Um auto é uma obra de profundo caráter reflexivo que, muitas vezes, entretém o público com uma face cômica e divertida. No entanto, por trás de tudo isso, há sérios valores morais em questão.
Ao fazermos esta breve consideração, colocando de um lado O Auto da Barca do Inferno, de Gil Vicente e do outro O Auto da Compadecida, de Ariano Suassuna, com adaptação para os cinemas por Guel Arraes, podemos sentir de forma rápida as semelhanças e comparações entre ambos pululando em nossas mentes.
De imediato, claro, temos a questão do julgamento: Na obra de Gil Vicente o inferno é retratado por senão o próprio diabo em sua embarcação, enquanto o céu é representado por um anjo ao comando da barca celestial. Na adaptação de Guel Arraes, temos novamente o próprio demônio convidando os recém-chegados que partam com ele em direção às profundezas, porém a figura do lado divino é Jesus Cristo, que funciona até mesmo como uma espécie de juiz.
Em ambos os casos, grande parte dos “réus”, por assim dizer, julgam-se dignos de fazer a viagem rumo ao plano celeste, contudo, em o Auto da Barca do Inferno, a maioria não consegue evitar o eterno castigo. Já em O Auto da Compadecida, Maria, a mãe de Jesus, também chamada de Nossa Senhora, acaba intervindo pelas almas, tornando-se então a defensora deles.
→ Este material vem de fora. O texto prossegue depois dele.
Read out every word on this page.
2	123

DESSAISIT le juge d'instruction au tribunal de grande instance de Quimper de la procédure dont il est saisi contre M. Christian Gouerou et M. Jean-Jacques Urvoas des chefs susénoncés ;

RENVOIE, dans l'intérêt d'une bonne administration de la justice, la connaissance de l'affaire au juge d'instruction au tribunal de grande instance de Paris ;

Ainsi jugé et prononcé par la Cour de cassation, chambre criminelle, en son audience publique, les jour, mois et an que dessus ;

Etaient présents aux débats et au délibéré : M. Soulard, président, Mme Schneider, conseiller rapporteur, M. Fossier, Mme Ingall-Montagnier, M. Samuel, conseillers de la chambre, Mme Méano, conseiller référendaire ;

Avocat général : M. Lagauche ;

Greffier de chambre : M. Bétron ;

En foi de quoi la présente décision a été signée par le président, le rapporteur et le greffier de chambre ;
Ótima defensora por sinal, pois acaba – com seus argumentos – salvando todos do fogo eterno, conseguindo-lhes um lugar no purgatório, com exceção da personagem João Grilo, que retorna à sua vida enquanto ser humano aqui na terra.
Dos dois lados temos obras com certo cunho medieval (pois é!), lembrando, é claro, que Gil Vicente é séculos anterior a Ariano Suassuna ou Guel Arraes.
O lado mais interessante das obras é, de fato, a crítica social. Em o Auto da Barca do Inferno essa crítica não é explícita, fica atrás de certo caráter cômico. Em O Auto da Compadecida também, porém a grande diferença é que, ao final da adaptação de Guel Arraes, todos os que estão prestes a morrer, confessam seus pecados e deixam bem claro o lado imoral da situação, cabendo ao espectador apenas associar o fatos à vida cotidiana do ser humano.
Tocando na questão da vida cotidiana do ser humano, é impressionante o poder reflexivo e crítico do Auto – desde que este seja bem elaborado. Infelizmente, nem todos compreendem o que se passa por trás da temática religiosa ou profana, satírica ou não. Alguns acreditam de fato, que o Auto da Barca do Inferno refere-se simplesmente a dois barcos com destinos opostos, e só! A partir de então, levantado este problema e, trazendo-o para o campo dos estudos, ou mais diretamente, para a sala de aula, percebemos que o trabalho com os Autos, como objeto de questionamento dos valores morais e do comportamento da sociedade, como a natural reflexão acerca deles é de suma importância na vida da literatura e do próprio ser humano. A forma com a qual o Auto aborda a Ética – o questionamento da moral – é surpreendente. Excelente meio de fazer pessoas pensarem a respeito da sociedade e da situação na qual vivem, bem como as vidas que levam – ou deixam levar. Poderosa ferramenta para, como diz Jostein Gaarden em “O Mundo de Sofia”, tentar “fazer as pessoas subirem para a ponta dos pelos do coelho, o grande coelho”.